A bunch of blocks. I was in a basement and these blocks date from the 1930's. What's so special about these blocks? Well, I don't know much about building construction, particularly older construction. They are interesting on their own and make me curious. What struck me was the Reg. US. Pat. Off. mark. Reguspatoff. I know it stands for "Registered, US Patent Office", meaning the bricks have a patent. It was also the name of a computer in a Saturday morning cartoon.
Someone told me it was in Rocky and Bullwinkle but that was the WAYBACK machine, which was an homage to the UNIVAC from the early age of computing. That age coincided with the germination in Jay Ward's mind, of a subversive cartoon which has just as much relevance to today as it did back in the late 1950's and early 1960's. Find and watch "The Boxtop Robbery" or "Wossamotta U". (The Wossamotta U fight song is directly purloined from the fight song for the Minnesota Golden Gophers. I can't hear their fight song without singing, "Wossamotta, hats off to you. To your colors, ocher and Alice Blue. We shall e're be faithful and true. Hail Wossamotta hail. Better we should be in jail. Hail Wossamotta U.")
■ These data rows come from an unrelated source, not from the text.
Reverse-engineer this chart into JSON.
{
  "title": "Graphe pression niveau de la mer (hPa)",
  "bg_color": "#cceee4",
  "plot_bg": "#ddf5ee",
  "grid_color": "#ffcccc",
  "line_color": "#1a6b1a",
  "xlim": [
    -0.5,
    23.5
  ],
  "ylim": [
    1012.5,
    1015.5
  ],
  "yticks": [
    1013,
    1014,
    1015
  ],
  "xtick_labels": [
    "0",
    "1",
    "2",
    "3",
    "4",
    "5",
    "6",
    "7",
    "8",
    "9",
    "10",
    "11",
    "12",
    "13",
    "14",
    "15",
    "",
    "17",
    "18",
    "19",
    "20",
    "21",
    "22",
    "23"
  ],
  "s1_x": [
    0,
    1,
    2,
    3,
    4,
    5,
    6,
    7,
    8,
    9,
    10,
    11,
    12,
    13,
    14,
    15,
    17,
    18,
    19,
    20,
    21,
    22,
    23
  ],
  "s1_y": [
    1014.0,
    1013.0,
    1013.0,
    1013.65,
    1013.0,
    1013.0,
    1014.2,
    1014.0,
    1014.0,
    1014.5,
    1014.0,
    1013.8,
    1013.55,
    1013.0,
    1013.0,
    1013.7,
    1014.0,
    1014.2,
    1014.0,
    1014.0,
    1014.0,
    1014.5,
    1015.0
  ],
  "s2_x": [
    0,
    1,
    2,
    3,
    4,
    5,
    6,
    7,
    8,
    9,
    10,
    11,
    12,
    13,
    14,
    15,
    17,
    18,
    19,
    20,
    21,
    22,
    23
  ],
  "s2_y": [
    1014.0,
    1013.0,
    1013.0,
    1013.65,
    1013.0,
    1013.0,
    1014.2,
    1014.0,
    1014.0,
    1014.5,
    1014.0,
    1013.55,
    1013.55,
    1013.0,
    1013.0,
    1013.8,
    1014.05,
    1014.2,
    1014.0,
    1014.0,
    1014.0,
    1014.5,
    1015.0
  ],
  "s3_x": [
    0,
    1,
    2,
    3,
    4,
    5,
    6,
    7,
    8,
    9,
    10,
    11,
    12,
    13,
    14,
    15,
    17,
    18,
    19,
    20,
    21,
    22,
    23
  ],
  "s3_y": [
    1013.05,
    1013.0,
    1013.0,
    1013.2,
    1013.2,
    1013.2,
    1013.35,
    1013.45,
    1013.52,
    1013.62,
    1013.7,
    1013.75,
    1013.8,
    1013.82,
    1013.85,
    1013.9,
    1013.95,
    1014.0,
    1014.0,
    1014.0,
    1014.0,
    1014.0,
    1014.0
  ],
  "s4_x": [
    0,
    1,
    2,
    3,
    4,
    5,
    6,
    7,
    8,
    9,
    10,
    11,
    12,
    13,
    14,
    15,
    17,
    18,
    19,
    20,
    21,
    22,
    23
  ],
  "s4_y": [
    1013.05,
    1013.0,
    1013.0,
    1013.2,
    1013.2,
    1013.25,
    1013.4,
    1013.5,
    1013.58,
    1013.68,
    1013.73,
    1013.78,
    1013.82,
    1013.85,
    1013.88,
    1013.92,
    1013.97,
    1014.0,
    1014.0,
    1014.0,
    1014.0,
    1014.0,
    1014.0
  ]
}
Back to Reguspatoff. I'm almost certain it was in Underdog, but I can't find independent confirmation. Since I don't get cable, I can't watch Cartoon Network which might have Underdog on the schedule. Seeing this on these bricks made me snicker. I didn't point this out to my companions as I was pretty sure none of them had the same frame of reference I did.
Finally, I saw this in the basement of a building.
Did you ride face first or feet first? I could never get up the courage to ride face first. My brothers and sister did, but not me. I didn't mind being in the front, but I could never expose my face to a wipe out.
I would go again. Grab the great nieces and nephews, find a hill with a soft landing, put on layers and layers and go sledding. We would start up by the garage and, if lucky, you'd make it all the way down the hill past the barn and to the bridge over the creek. Sometimes, if conditions were right, you could get across the bridge, onto the flat beyond and up the other side of the hill a bit. Ice was the worst. Hit a patch and you lost control. We'd spend hours outside. It took a good 10 minutes to drag the sled back up to the garage to ride it down again, always hoping for just the right mix of speed and dexterity to go even farther up the other side than you had before.
Sometimes, it was too dangerous to go down the hill by the barn, so we'd try to see if we could make it around the windmill and over the hump by the house. Hairpin curves are not a sled's forte. You made wide, sweeping curves. If you had to swerve quickly, the best course of action was to simply fall off the sled, which resulted in faces full of snow and lots and lots of laughter. Yeah, I'd do it again.